The thicknesses t11 and t12 of the polycrystalline niobium carbide films 11c and 12c are preferably in the range of 30 μm to 800 μm, more preferably in the range of 40 μm to 600 μm, and even more preferably in the range of 100 μm to 300 μm. When the thicknesses t11 and t12 of the polycrystalline niobium carbide films 11c and 12c are too thin, when the monocrystalline niobium carbide epitaxial growth film 20 is formed, the support material 12b made of graphite is exposed, and the support material 11b is derived from the support material 11b. When 12b is melted and a suitable monocrystalline niobium carbide epitaxial growth film 20 cannot be obtained, on the other hand, when the thicknesses t11 and t12 of the polycrystalline niobium carbide films 11c and 12c are too thick, there is a polycrystalline niobium carbide.
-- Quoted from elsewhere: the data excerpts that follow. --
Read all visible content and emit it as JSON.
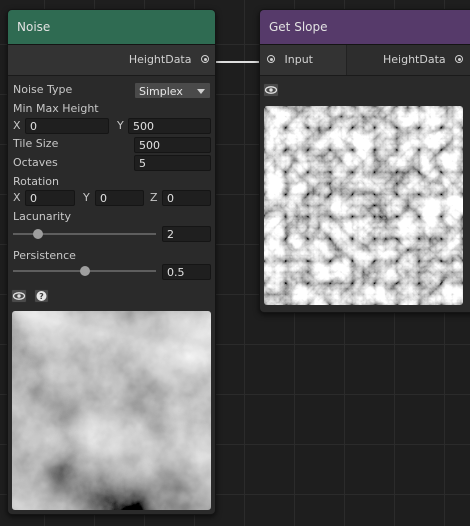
{
  "colors": {
    "noise_header": "#2f6b52",
    "slope_header": "#563a6a",
    "wire": "#dedede"
  },
  "noise_node": {
    "title": "Noise",
    "output_port": "HeightData",
    "noise_type_label": "Noise Type",
    "noise_type_value": "Simplex",
    "min_max_label": "Min Max Height",
    "min_x_axis": "X",
    "min_value": "0",
    "max_y_axis": "Y",
    "max_value": "500",
    "tile_size_label": "Tile Size",
    "tile_size_value": "500",
    "octaves_label": "Octaves",
    "octaves_value": "5",
    "rotation_label": "Rotation",
    "rot_x_axis": "X",
    "rot_x_value": "0",
    "rot_y_axis": "Y",
    "rot_y_value": "0",
    "rot_z_axis": "Z",
    "rot_z_value": "0",
    "lacunarity_label": "Lacunarity",
    "lacunarity_value": "2",
    "lacunarity_slider_fraction": 0.15,
    "persistence_label": "Persistence",
    "persistence_value": "0.5",
    "persistence_slider_fraction": 0.5,
    "icons": [
      "eye-icon",
      "help-icon"
    ]
  },
  "slope_node": {
    "title": "Get Slope",
    "input_port": "Input",
    "output_port": "HeightData",
    "icons": [
      "eye-icon"
    ]
  }
}
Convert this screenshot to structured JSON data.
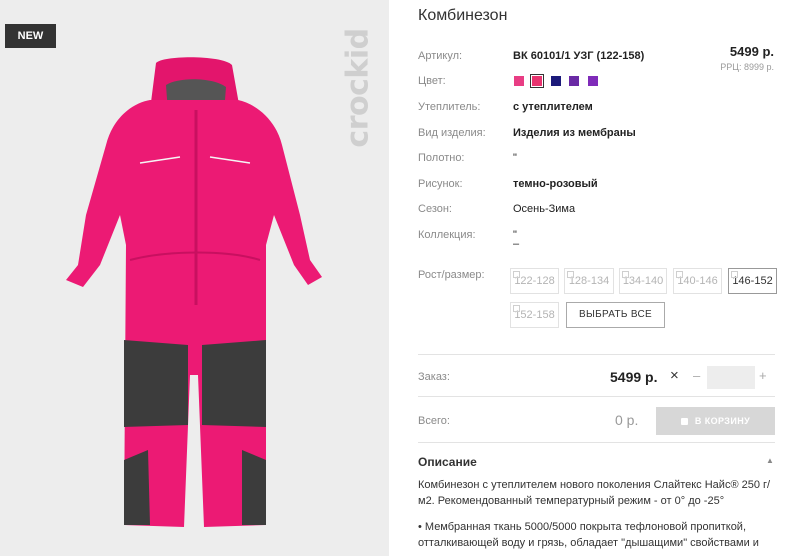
{
  "photo": {
    "badge": "NEW",
    "brand": "crockid"
  },
  "product": {
    "title": "Комбинезон",
    "price": "5499 р.",
    "rrp": "РРЦ: 8999 р.",
    "attributes": [
      {
        "label": "Артикул:",
        "value": "ВК 60101/1 УЗГ (122-158)",
        "bold": true
      },
      {
        "label": "Цвет:",
        "value": ""
      },
      {
        "label": "Утеплитель:",
        "value": "с утеплителем",
        "bold": true
      },
      {
        "label": "Вид изделия:",
        "value": "Изделия из мембраны",
        "bold": true
      },
      {
        "label": "Полотно:",
        "value": "\""
      },
      {
        "label": "Рисунок:",
        "value": "темно-розовый",
        "bold": true
      },
      {
        "label": "Сезон:",
        "value": "Осень-Зима"
      },
      {
        "label": "Коллекция:",
        "value": "\""
      },
      {
        "label": "Рост/размер:",
        "value": ""
      }
    ],
    "colors": [
      "#e83d84",
      "#e8336f",
      "#1c1a7a",
      "#6a2aa5",
      "#7f2bb9"
    ],
    "selected_color_index": 1,
    "collection_dash": "–"
  },
  "sizes": {
    "options": [
      "122-128",
      "128-134",
      "134-140",
      "140-146",
      "146-152",
      "152-158"
    ],
    "active": "146-152",
    "select_all": "ВЫБРАТЬ ВСЕ"
  },
  "order": {
    "label": "Заказ:",
    "price": "5499 р.",
    "times": "×",
    "minus": "–",
    "plus": "+",
    "quantity": ""
  },
  "total": {
    "label": "Всего:",
    "value": "0 р.",
    "cart_button": "В КОРЗИНУ"
  },
  "description": {
    "title": "Описание",
    "paragraph1": "Комбинезон с утеплителем нового поколения Слайтекс Найс® 250 г/м2. Рекомендованный температурный режим - от 0° до -25°",
    "paragraph2": "• Мембранная ткань 5000/5000 покрыта тефлоновой пропиткой, отталкивающей воду и грязь, обладает \"дышащими\" свойствами и"
  }
}
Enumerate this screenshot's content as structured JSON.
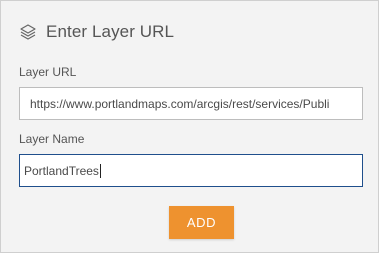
{
  "header": {
    "icon": "layers-icon",
    "title": "Enter Layer URL"
  },
  "layer_url": {
    "label": "Layer URL",
    "value": "https://www.portlandmaps.com/arcgis/rest/services/Publi"
  },
  "layer_name": {
    "label": "Layer Name",
    "value": "PortlandTrees"
  },
  "actions": {
    "add_label": "ADD"
  },
  "colors": {
    "accent": "#ee922f",
    "focus_border": "#1f4f8c",
    "panel_bg": "#f3f3f3"
  }
}
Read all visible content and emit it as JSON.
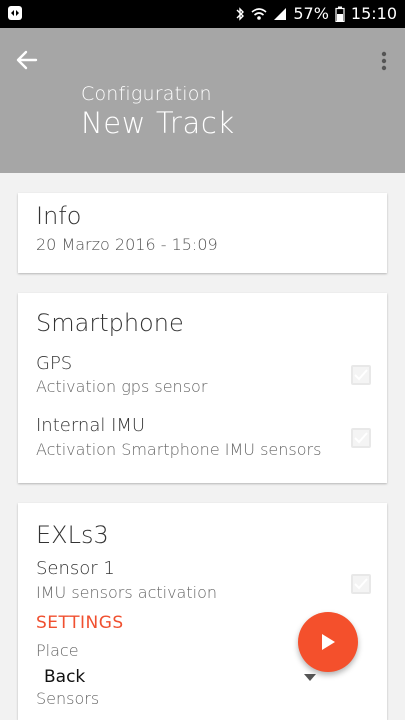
{
  "status_bar": {
    "battery": "57%",
    "time": "15:10",
    "icons": [
      "app-notification-icon",
      "bluetooth-icon",
      "wifi-icon",
      "signal-icon",
      "battery-icon"
    ]
  },
  "app_bar": {
    "subtitle": "Configuration",
    "title": "New Track",
    "icons": [
      "back-arrow-icon",
      "more-vert-icon"
    ]
  },
  "info_card": {
    "title": "Info",
    "date": "20 Marzo 2016 - 15:09"
  },
  "smartphone_card": {
    "title": "Smartphone",
    "items": [
      {
        "label": "GPS",
        "description": "Activation gps sensor"
      },
      {
        "label": "Internal IMU",
        "description": "Activation Smartphone IMU sensors"
      }
    ]
  },
  "exl_card": {
    "title": "EXLs3",
    "sensor": {
      "label": "Sensor 1",
      "description": "IMU sensors activation"
    },
    "settings_label": "SETTINGS",
    "place_label": "Place",
    "place_value": "Back",
    "sensors_label": "Sensors"
  },
  "fab": {
    "icon": "play-icon"
  },
  "colors": {
    "app_bar": "#a6a6a6",
    "accent": "#f4502c",
    "settings": "#f05030"
  }
}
The film 12c is liable to be cracked.

The method for forming the polycrystalline niobium carbide films 11c and 12c is not particularly limited. The polycrystalline niobium carbide film 12c can be formed, for example, by a CVD (Chemical Vapor Deposition) method, a sputtering method, or the like. In particular, in the present embodiment, since the polycrystalline niobium carbide films 11c and 12c are made of polycrystalline 3C-SiC, the dense polycrystalline niobium carbide films 11c and 12c can be easily and inexpensively formed by the CVD method.

The polycrystalline niobium carbide film 11c constituting the surface layer of the feed substrate 11 is diffracted by X-rays as a diffraction peak corresponding to polycrystalline 3C-SiC, and the diffraction of the corresponding (111) crystal plane can be observed. The peak is observed and the diffraction peak other than the diffraction peak corresponding to the (111) crystal plane is observed. The polycrystalline niobium carbide film 11c is diffracted by X-rays as a diffraction peak corresponding to polycrystalline 3C-SiC, so that the diffraction peak of the corresponding (111) crystal plane can be observed, and the ratio is observed. It is preferable to correspond to the primary diffraction peak of the crystal plane other than the (111) crystal plane corresponding to the 10% intensity of the first-order diffraction peak of the (111) crystal plane.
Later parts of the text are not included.